SKILL.md
When to Use
- User provides a URL and wants to extract/read its content
- Another skill needs to parse source material from a URL before generation
- User says "parse this URL", "extract content from this link"
- User says "解析链接", "提取内容"
When NOT to Use
- User already has text content and doesn't need URL parsing
- User wants to generate audio/video content (not content extraction)

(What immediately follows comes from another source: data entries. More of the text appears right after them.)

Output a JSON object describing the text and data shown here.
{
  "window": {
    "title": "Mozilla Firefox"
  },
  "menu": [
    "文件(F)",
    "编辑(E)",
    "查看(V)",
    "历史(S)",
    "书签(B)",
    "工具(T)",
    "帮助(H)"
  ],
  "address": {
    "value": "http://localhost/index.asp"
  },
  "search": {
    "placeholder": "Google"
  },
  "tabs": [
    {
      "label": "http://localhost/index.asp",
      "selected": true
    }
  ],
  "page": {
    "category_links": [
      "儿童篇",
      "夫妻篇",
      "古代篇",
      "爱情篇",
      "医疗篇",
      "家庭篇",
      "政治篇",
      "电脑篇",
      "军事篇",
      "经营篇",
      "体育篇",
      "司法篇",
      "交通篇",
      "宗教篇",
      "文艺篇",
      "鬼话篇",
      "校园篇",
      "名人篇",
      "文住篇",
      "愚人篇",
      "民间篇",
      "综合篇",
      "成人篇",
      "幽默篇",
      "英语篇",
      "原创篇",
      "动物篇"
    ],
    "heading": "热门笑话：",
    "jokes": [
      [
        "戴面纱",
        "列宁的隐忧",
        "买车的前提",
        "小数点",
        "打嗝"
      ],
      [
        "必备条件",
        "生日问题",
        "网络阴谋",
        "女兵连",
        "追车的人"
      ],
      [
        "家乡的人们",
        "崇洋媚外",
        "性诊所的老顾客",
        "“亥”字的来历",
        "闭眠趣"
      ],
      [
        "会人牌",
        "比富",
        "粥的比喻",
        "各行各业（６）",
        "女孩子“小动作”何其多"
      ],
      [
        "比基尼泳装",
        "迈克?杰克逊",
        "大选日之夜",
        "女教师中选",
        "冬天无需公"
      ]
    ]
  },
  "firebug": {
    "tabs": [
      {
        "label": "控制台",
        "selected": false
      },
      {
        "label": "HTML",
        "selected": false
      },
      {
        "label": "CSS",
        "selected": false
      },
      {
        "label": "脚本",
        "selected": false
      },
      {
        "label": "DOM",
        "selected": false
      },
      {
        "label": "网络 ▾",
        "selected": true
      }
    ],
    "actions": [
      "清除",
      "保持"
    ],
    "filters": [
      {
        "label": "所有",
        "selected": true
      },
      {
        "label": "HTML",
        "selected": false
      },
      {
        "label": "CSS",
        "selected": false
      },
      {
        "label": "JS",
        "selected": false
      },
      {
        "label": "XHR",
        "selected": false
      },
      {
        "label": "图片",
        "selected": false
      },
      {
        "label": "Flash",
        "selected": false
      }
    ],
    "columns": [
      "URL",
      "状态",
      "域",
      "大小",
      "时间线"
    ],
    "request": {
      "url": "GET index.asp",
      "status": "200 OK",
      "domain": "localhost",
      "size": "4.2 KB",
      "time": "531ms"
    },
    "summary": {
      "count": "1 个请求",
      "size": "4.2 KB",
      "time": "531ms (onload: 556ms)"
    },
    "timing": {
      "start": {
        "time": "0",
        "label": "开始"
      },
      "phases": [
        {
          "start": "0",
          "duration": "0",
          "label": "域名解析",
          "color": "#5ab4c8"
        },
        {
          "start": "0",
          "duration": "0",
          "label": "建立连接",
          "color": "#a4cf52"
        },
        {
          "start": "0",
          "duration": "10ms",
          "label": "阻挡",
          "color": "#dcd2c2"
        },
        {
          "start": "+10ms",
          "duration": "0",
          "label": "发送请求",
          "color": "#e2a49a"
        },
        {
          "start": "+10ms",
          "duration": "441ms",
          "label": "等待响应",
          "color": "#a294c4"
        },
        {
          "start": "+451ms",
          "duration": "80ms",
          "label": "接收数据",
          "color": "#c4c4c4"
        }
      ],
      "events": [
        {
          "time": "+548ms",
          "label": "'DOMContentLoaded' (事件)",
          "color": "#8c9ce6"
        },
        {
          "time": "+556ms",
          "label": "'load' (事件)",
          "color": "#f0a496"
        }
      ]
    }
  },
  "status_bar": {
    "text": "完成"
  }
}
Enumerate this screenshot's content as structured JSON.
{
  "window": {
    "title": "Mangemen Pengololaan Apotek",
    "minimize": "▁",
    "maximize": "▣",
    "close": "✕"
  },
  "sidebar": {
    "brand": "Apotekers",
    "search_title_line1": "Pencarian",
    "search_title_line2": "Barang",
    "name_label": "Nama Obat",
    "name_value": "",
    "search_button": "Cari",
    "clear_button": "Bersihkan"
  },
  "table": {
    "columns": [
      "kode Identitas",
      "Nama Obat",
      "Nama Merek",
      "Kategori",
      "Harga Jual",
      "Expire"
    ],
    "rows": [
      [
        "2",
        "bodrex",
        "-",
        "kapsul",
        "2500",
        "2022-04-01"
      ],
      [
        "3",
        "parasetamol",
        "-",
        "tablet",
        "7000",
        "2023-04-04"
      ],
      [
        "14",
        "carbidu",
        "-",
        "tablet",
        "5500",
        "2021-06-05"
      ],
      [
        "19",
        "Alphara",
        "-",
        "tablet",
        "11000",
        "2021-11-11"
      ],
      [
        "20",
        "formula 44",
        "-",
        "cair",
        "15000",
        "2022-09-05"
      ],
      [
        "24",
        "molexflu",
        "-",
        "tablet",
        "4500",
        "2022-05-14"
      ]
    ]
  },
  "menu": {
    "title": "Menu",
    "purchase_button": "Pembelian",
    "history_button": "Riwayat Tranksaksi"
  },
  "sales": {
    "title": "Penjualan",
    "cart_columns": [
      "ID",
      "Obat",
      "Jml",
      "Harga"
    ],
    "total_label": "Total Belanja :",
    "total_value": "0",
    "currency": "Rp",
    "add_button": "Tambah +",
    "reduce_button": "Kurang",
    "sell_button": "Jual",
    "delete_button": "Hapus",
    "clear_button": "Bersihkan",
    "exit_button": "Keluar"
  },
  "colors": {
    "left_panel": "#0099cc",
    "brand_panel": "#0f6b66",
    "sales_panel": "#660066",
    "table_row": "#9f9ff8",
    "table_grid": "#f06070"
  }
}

- User wants to read a local file (use standard file reading tools)
Purpose
Extract and normalize content from URLs across supported platforms. Returns structured data including content body, metadata, and references. Useful as a preprocessing step for content generation skills or standalone content extraction.
Hard Constraints
- No shell scripts. Construct curl commands from the API Reference (Inlined) section below
- See § API Reference (Inlined) below for API key and headers
- See § API Reference (Inlined) below for polling, errors, and interaction patterns
- URL must be a valid HTTP(S) URL
- Always read config following
shared/config-pattern.mdbefore any interaction
- Never save files to
~/Downloads/or.listenhub/— save to the current working directory
Step -1: API Key Check
Follow shared/config-pattern.md § API Key Check. If the key is missing, stop immediately.
Step 0: Config Setup
Follow shared/config-pattern.md Step 0 (Zero-Question Boot).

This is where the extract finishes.